In Reply to: If this is just the beginning I'm not sure how long I can keep fighting. posted by Jonathan Poulter on September 08, 1998 at 11:52:11:


Jonathan, I can't begin to tell you how much I sympathize with you. I've been a chronic cluster sufferer for 12 years. I'm 38 now and it has been quite rough. You can see my responses above to Ghostrider on the topic of Misery.

A couple of ideas spring to mind when I see your anguish. One thing that really helped me (and still helps me) is a fairly new kind of anti-depression therapy called cognitive therapy. I've done it by myself using a book called "Feeling Good: The New Mood Therapy." I may have had even better results had I used the techniques with a therapist to help guide me.

The therapy is the most common-sense, easy-to-use stuff I've ever seen. It works so well to fight any kinds of negative, self-defeating thoughts. But for the hopelessness associated with my cluster headaches, it has been and still is unbelievably good. I don't if Dr. Burns' books are available in England, but you can find several good titles on cognitive therapy or cognitive/behavior therapy at amazon.com and either them order them that way or just pick one up at a local book shop. The basic idea is that you can easily learn to talk back (actually write back--the written exercise is the key) to your negative and hopeless thoughts. No matter how realistic your thoughts and attitudes seem, you can learn (in just the 1st few chapters) to identify the distortions and answer them with much more realistic and less debilitating ones. Then you can concentrate on overcoming the headaches and not spend so much time trying to fight not just the headaches but the paralyzing hopelessness that they bring.

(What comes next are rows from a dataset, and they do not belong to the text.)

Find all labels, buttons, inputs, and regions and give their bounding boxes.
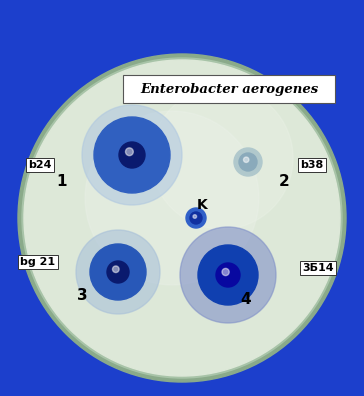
Circle shape — [126, 148, 133, 156]
Text: Enterobacter aerogenes: Enterobacter aerogenes — [140, 82, 318, 95]
Circle shape — [107, 261, 129, 283]
Circle shape — [193, 215, 197, 218]
Circle shape — [24, 60, 340, 376]
Circle shape — [151, 87, 293, 229]
Circle shape — [244, 157, 249, 162]
Circle shape — [94, 117, 170, 193]
Text: b38: b38 — [300, 160, 324, 170]
Circle shape — [190, 212, 202, 224]
Text: bg 21: bg 21 — [20, 257, 56, 267]
Circle shape — [119, 142, 145, 168]
Circle shape — [18, 54, 346, 382]
Text: 1: 1 — [57, 175, 67, 190]
Circle shape — [112, 266, 119, 272]
Text: 4: 4 — [241, 291, 251, 307]
Circle shape — [186, 208, 206, 228]
Circle shape — [180, 227, 276, 323]
Text: b24: b24 — [28, 160, 52, 170]
Circle shape — [82, 105, 182, 205]
Circle shape — [76, 230, 160, 314]
Circle shape — [216, 263, 240, 287]
FancyBboxPatch shape — [123, 75, 335, 103]
Text: 2: 2 — [278, 175, 289, 190]
Circle shape — [234, 148, 262, 176]
Circle shape — [85, 111, 259, 285]
Circle shape — [22, 58, 342, 378]
Circle shape — [90, 244, 146, 300]
Text: 3Б14: 3Б14 — [302, 263, 334, 273]
Circle shape — [198, 245, 258, 305]
Circle shape — [239, 153, 257, 171]
Text: 3: 3 — [77, 287, 87, 303]
Circle shape — [222, 268, 229, 276]
Text: K: K — [197, 198, 207, 212]
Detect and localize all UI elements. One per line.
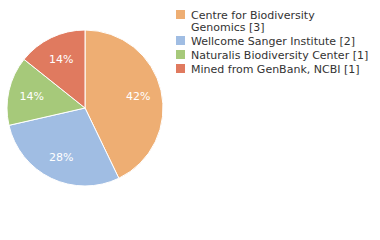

I know that I'll have to do some more "two column technique" exercises (the simplified version of the most basic and easiest technique that Dr Burns shows) to combat all the gloomy thoughts I've had lately since my headaches have again continued to break through all the meds that I've been on. Once you've learned the technique, it's easier and easier each time to contradict the negative thoughts, but I still have to sit down and write out the negative thoughts and keep answering some of the same ones that I get every time the meds quit working.

Speaking of rambling on and on...anyway, I'll keep going on another topic that you raised--steroids like predisone. I'm on a tapering round right now that will be over with in two weeks. I've noticed a new side effect (actually my wife noticed it first) that has just come up the last two times I've had to go through a session with prednisone--I tend to get be very on edge and short-tempered, very irritable and any little thing can set me off. When I'm strung out by not getting enough sleep due to the headaches, I'm sure that doesn't help my temper, but I'm normally not very irritable and there is definitely a marked increase when I'm on predisone. The point is that I would try to limit predisone and other steroids to as short of time as possible. I've heard that they also make depression a lot worse.

Drop me a line at johnreynolds@webtv.net if you can stand any more details.

Again, sorry about your headaches; hang in there.